The work could also inspire the development of more dynamic motor skills for robots.
A paper describing the development has been conditionally accepted for presentation at the 2018 SIGGRAPH conference in August in Vancouver, Canada, and was posted online April 10. Peng's colleagues in the Department of Electrical Engineering and Computer Sciences are professor Pieter Abbeel and assistant professor Sergey Levine, along with Michiel van de Panne of the University of British Columbia.
Mocap for DeepMimic
Traditional techniques in animation typically require designing custom controllers by hand for every skill: one controller for walking, for example, and another for running, flips and other movements. These hand-designed controllers can look pretty good, Peng said.
Alternatively, deep reinforcement learning methods, such as GAIL, can simulate a variety of different skills using a single general algorithm, but their results often look very unnatural.

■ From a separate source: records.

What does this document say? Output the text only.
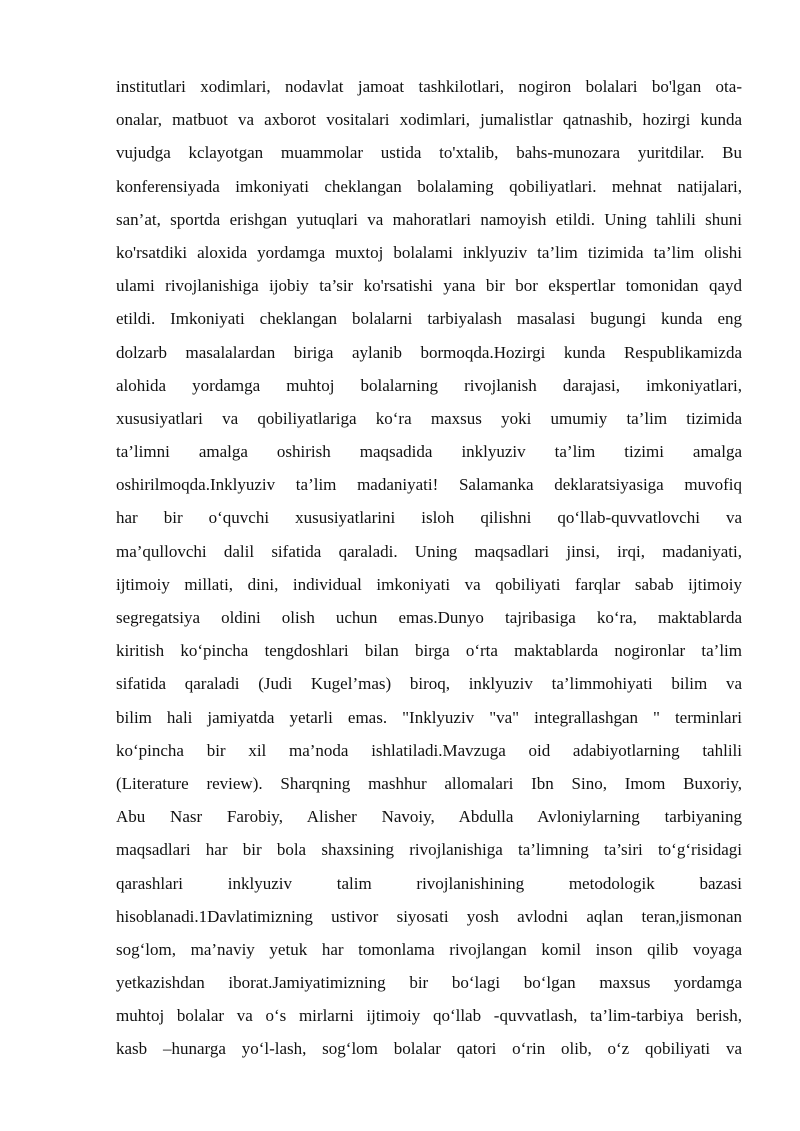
institutlari xodimlari, nodavlat jamoat tashkilotlari, nogiron bolalari bo'lgan ota-
onalar, matbuot va axborot vositalari xodimlari, jumalistlar qatnashib, hozirgi kunda
vujudga kclayotgan muammolar ustida to'xtalib, bahs-munozara yuritdilar. Bu
konferensiyada imkoniyati cheklangan bolalaming qobiliyatlari. mehnat natijalari,
san’at, sportda erishgan yutuqlari va mahoratlari namoyish etildi. Uning tahlili shuni
ko'rsatdiki aloxida yordamga muxtoj bolalami inklyuziv ta’lim tizimida ta’lim olishi
ulami rivojlanishiga ijobiy ta’sir ko'rsatishi yana bir bor ekspertlar tomonidan qayd
etildi. Imkoniyati cheklangan bolalarni tarbiyalash masalasi bugungi kunda eng
dolzarb masalalardan biriga aylanib bormoqda.Hozirgi kunda Respublikamizda
alohida yordamga muhtoj bolalarning rivojlanish darajasi, imkoniyatlari,
xususiyatlari va qobiliyatlariga ko‘ra maxsus yoki umumiy ta’lim tizimida
ta’limni amalga oshirish maqsadida inklyuziv ta’lim tizimi amalga
oshirilmoqda.Inklyuziv ta’lim madaniyati! Salamanka deklaratsiyasiga muvofiq
har bir o‘quvchi xususiyatlarini isloh qilishni qo‘llab-quvvatlovchi va
ma’qullovchi dalil sifatida qaraladi. Uning maqsadlari jinsi, irqi, madaniyati,
ijtimoiy millati, dini, individual imkoniyati va qobiliyati farqlar sabab ijtimoiy
segregatsiya oldini olish uchun emas.Dunyo tajribasiga ko‘ra, maktablarda
kiritish ko‘pincha tengdoshlari bilan birga o‘rta maktablarda nogironlar ta’lim
sifatida qaraladi (Judi Kugel’mas) biroq, inklyuziv ta’limmohiyati bilim va
bilim hali jamiyatda yetarli emas. "Inklyuziv "va" integrallashgan " terminlari
ko‘pincha bir xil ma’noda ishlatiladi.Mavzuga oid adabiyotlarning tahlili
(Literature review). Sharqning mashhur allomalari Ibn Sino, Imom Buxoriy,
Abu Nasr Farobiy, Alisher Navoiy, Abdulla Avloniylarning tarbiyaning
maqsadlari har bir bola shaxsining rivojlanishiga ta’limning ta’siri to‘g‘risidagi
qarashlari inklyuziv talim rivojlanishining metodologik bazasi
hisoblanadi.1Davlatimizning ustivor siyosati yosh avlodni aqlan teran,jismonan
sog‘lom, ma’naviy yetuk har tomonlama rivojlangan komil inson qilib voyaga
yetkazishdan iborat.Jamiyatimizning bir bo‘lagi bo‘lgan maxsus yordamga
muhtoj bolalar va o‘s mirlarni ijtimoiy qo‘llab -quvvatlash, ta’lim-tarbiya berish,
kasb –hunarga yo‘l-lash, sog‘lom bolalar qatori o‘rin olib, o‘z qobiliyati va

"The advantage of our work," Peng said, "is that we can get the best of both worlds. We have a single algorithm that can learn a variety of different skills, and produce motions that rival if not surpass the state of the art in animation with handcrafted controllers."
To achieve this, Peng obtained reference data from motion-capture (mocap) clips demonstrating more than 25 different acrobatic feats, such as backflips, cartwheels, kip-ups and vaults, as well as simple running, throwing and jumping. After providing the mocap data to the computer, the team then allowed the system - dubbed DeepMimic - to "practice" each skill for about a month of simulated time, a bit longer than a human might take to learn the same skill.
The computer practiced 24/7, going through millions of trials to learn how to realistically simulate each skill. It learned through trial and error: comparing its performance after each trial to the mocap data, and tweaking its behavior to more closely match the human motion.
"The machine is learning these skills completely from scratch, before it even knows how to walk or run, so a month might not be too unreasonable," he said.
The key was allowing the machine to learn in ways that humans don't. For example, a backflip involves so many individual body movements that a machine might keep falling and never get past the first few steps. Instead, the algorithm starts learning at various stages of the backflip - including in mid-air - so as to learn each stage of the motion separately and then stitch them together.
Surprisingly, once trained, the simulated characters are able to deal with and recover from never-before-seen conditions: running over irregular terrain and doing spin-kicks while being pelted by projectiles.
"The recoveries come for free from the learning process," Peng said.
And the same simple method worked for all of the more than 25 skills.
"When we first started, we thought we would try something simple, as a baseline for later methods, not expecting that it was going to work. But the very simple method actually works really well. This shows that a simple approach can actually learn a very rich repertoire of highly dynamic and acrobatic skills."